Verhandlung in Karlsruhe: Wissen, woher man kommt
Das Bundesverfassungsgericht klärt, ob mögliche Väter zum Gentest gezwungen werden können. Geklagt hat eine 65-jährige Frau.
Die Jugend von Inge Lohmann verlief tragisch. Ihre Mutter war zunächst alleinerziehend, dann heiratete sie einen Alkoholiker, der die kleine Inge missbrauchte und die Mutter schlug. Als der Säufer wieder einmal auf seine Ehefrau los ging, rief die elfjährige Inge ihren Bruder zu Hilfe, der den Stiefvater erstach.

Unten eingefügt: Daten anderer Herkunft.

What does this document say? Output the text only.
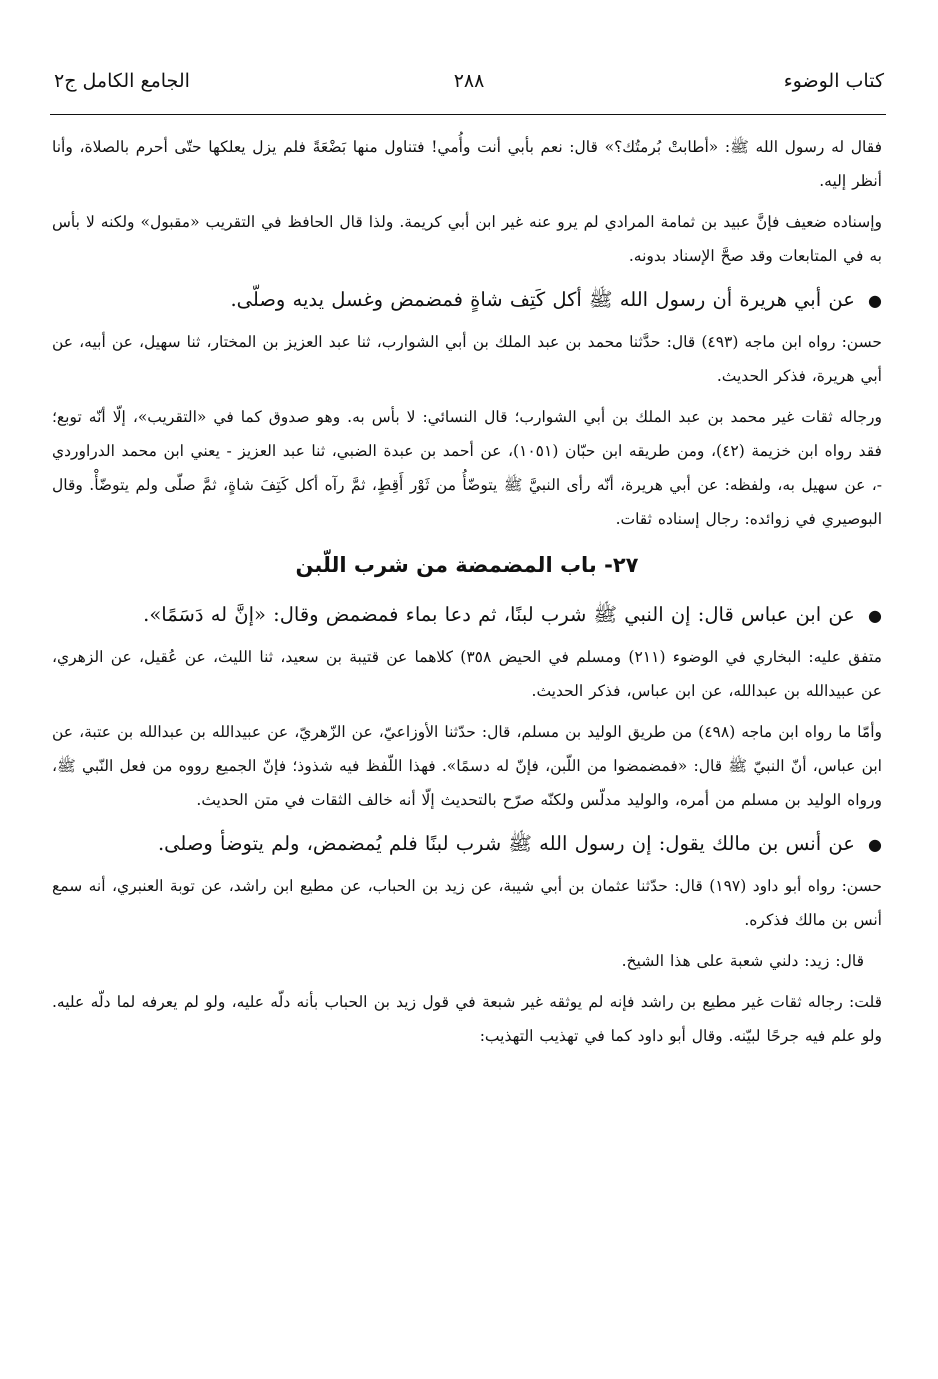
كتاب الوضوء
٢٨٨
الجامع الكامل ج٢

فقال له رسول الله ﷺ: «أطابتْ بُرمتُك؟» قال: نعم بأبي أنت وأُمي! فتناول منها بَضْعَةً فلم يزل يعلكها حتّى أحرم بالصلاة، وأنا أنظر إليه.

وإسناده ضعيف فإنَّ عبيد بن ثمامة المرادي لم يرو عنه غير ابن أبي كريمة. ولذا قال الحافظ في التقريب «مقبول» ولكنه لا بأس به في المتابعات وقد صحَّ الإسناد بدونه.

● عن أبي هريرة أن رسول الله ﷺ أكل كَتِف شاةٍ فمضمض وغسل يديه وصلّى.

حسن: رواه ابن ماجه (٤٩٣) قال: حدَّثنا محمد بن عبد الملك بن أبي الشوارب، ثنا عبد العزيز بن المختار، ثنا سهيل، عن أبيه، عن أبي هريرة، فذكر الحديث.

ورجاله ثقات غير محمد بن عبد الملك بن أبي الشوارب؛ قال النسائي: لا بأس به. وهو صدوق كما في «التقريب»، إلّا أنّه توبع؛ فقد رواه ابن خزيمة (٤٢)، ومن طريقه ابن حبّان (١٠٥١)، عن أحمد بن عبدة الضبي، ثنا عبد العزيز - يعني ابن محمد الدراوردي -، عن سهيل به، ولفظه: عن أبي هريرة، أنّه رأى النبيَّ ﷺ يتوضّأُ من ثَوْر أَقِطٍ، ثمَّ رآه أكل كَتِفَ شاةٍ، ثمَّ صلّى ولم يتوضّأْ. وقال البوصيري في زوائده: رجال إسناده ثقات.

٢٧- باب المضمضة من شرب اللّبن

● عن ابن عباس قال: إن النبي ﷺ شرب لبنًا، ثم دعا بماء فمضمض وقال: «إنَّ له دَسَمًا».

متفق عليه: البخاري في الوضوء (٢١١) ومسلم في الحيض ٣٥٨) كلاهما عن قتيبة بن سعيد، ثنا الليث، عن عُقيل، عن الزهري، عن عبيدالله بن عبدالله، عن ابن عباس، فذكر الحديث.

وأمّا ما رواه ابن ماجه (٤٩٨) من طريق الوليد بن مسلم، قال: حدّثنا الأوزاعيّ، عن الزّهريّ، عن عبيدالله بن عبدالله بن عتبة، عن ابن عباس، أنّ النبيّ ﷺ قال: «فمضمضوا من اللّبن، فإنّ له دسمًا». فهذا اللّفظ فيه شذوذ؛ فإنّ الجميع رووه من فعل النّبي ﷺ، ورواه الوليد بن مسلم من أمره، والوليد مدلّس ولكنّه صرّح بالتحديث إلّا أنه خالف الثقات في متن الحديث.

● عن أنس بن مالك يقول: إن رسول الله ﷺ شرب لبنًا فلم يُمضمض، ولم يتوضأ وصلى.

حسن: رواه أبو داود (١٩٧) قال: حدّثنا عثمان بن أبي شيبة، عن زيد بن الحباب، عن مطيع ابن راشد، عن توبة العنبري، أنه سمع أنس بن مالك فذكره.

قال: زيد: دلني شعبة على هذا الشيخ.

قلت: رجاله ثقات غير مطيع بن راشد فإنه لم يوثقه غير شبعة في قول زيد بن الحباب بأنه دلّه عليه، ولو لم يعرفه لما دلّه عليه. ولو علم فيه جرحًا لبيّنه. وقال أبو داود كما في تهذيب التهذيب:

Für dieses Schicksal macht Lohmann indirekt auch einen Mann verantwortlich, der sich nicht um sie gekümmert hat: ihren leiblichen Vater, beziehungsweise den Mann, von dem ihre Mutter sagte, er sei der Vater. Doch dieser Mann, ein Maler, bestreitet die Vaterschaft. Er beruft sich auf ein Urteil aus dem Jahr 1955. Damals hatte die Mutter bereits eine Vaterschaftsklage gegen ihn eingereicht, aber ohne Erfolg. Das Landgericht Krefeld lehnte die Klage ab, eine Abstammung sei ausgeschlossen.
Schutz vor Störmanövern
Jahrzehnte später hat Inge Lohmann allerdings erfahren, dass es der Künstler war, der ihre Geburt 1950 bei den Behörden meldete. Nun war sie sicher, dass er ihr Vater sein musste. Doch sie wollte Sicherheit haben.
Um eine Abstammung zu klären, gibt es zwei juristische Möglichkeiten. Klassisch ist die Vaterschaftsklage, bei der am Ende der rechtliche Status festgestellt wird. Dieser Weg ist in Lohmanns Fall versperrt, weil das Urteil von 1955 rechtskräftig ist.
Seit einigen Jahren gibt es aber noch eine zweite Möglichkeit, bei der nur die biologische Vaterschaft geklärt wird, ohne die rechtliche Verwandtschaft zu ändern. Mit diesem Verfahren können zum Beispiel Ehemänner prüfen lassen, ob die in der Ehe geborenen Kinder wirklich von ihnen sind, ohne dabei die rechtliche Vaterschaft und damit Verantwortung für die Kinder in Frage zu stellen.
Biologische Väter können nach diesem Verfahren weder klagen noch verklagt werden. Damit wollte der Gesetzgeber eigentlich funktionierende Familie vor Störmanövern von außen schützen. Umgekehrt kann nun aber auch Inge Lohmann ihren mutmaßlichen biologischen Vater nicht zum Gentest zwingen.
Ergebnisse aus den 1950-ern verlässlich
Das Bundesverfassungsgericht muss jetzt entscheiden, ob diese rechtliche Lücke den Anspruch Lohmanns auf Kenntnis ihrer Abstammung verletzt. Gut möglich, dass Karlsruhe Lohmanns Beschwerde abweist, weil die Indizien, die für eine Vaterschaft des Malers sprechen, doch nicht so stark sind. So kam in der Verhandlung heraus, dass die Mutter im Jahr 1950 bereits einen anderen Mann als Vater von Inge benannt hatte. Thomas Meysen vom Deutschen Institut für Jugendhilfe und Familienrecht warnte davor, die Untersuchungsmethoden der 50er-Jahre zu unterschätzen. „Wenn damals eine Vaterschaft ausgeschlossen wurde, war das bis auf wenige Sonderfälle durchaus verlässlich.“
Sollte die Klage Lohmanns aber doch Erfolg haben, würden die Richter wohl zunächst den Bundestag beauftragen, das Gesetz zu ändern und dabei die Interessen aller Beteiligten zu berücksichtigen. Immerhin geht es bei einem solchen Test ja um die Folgen (angeblicher) früherer Sexualkontakte, also um intime Informationen.
Justizstaatssekretärin Stefanie Hubig (SPD) betonte, dass ihr Ministerium schon Anfang 2015 eine Kommission zur Prüfung des Abstammungsrechts eingesetzt hat. Dort geht es zwar vor allem um die komplizierten Verwandtschaftsverhältnisse, die durch Samenspenden und Leihmutterschaften entstehen, aber auch um die Frage, wer wann von wem einen Gentest zur Klärung der Abstammung verlangen kann.
Das Bundesverfassungsgericht wird sein Urteil über die Klage von Inge Lohmann erst in einigen Monaten verkünden.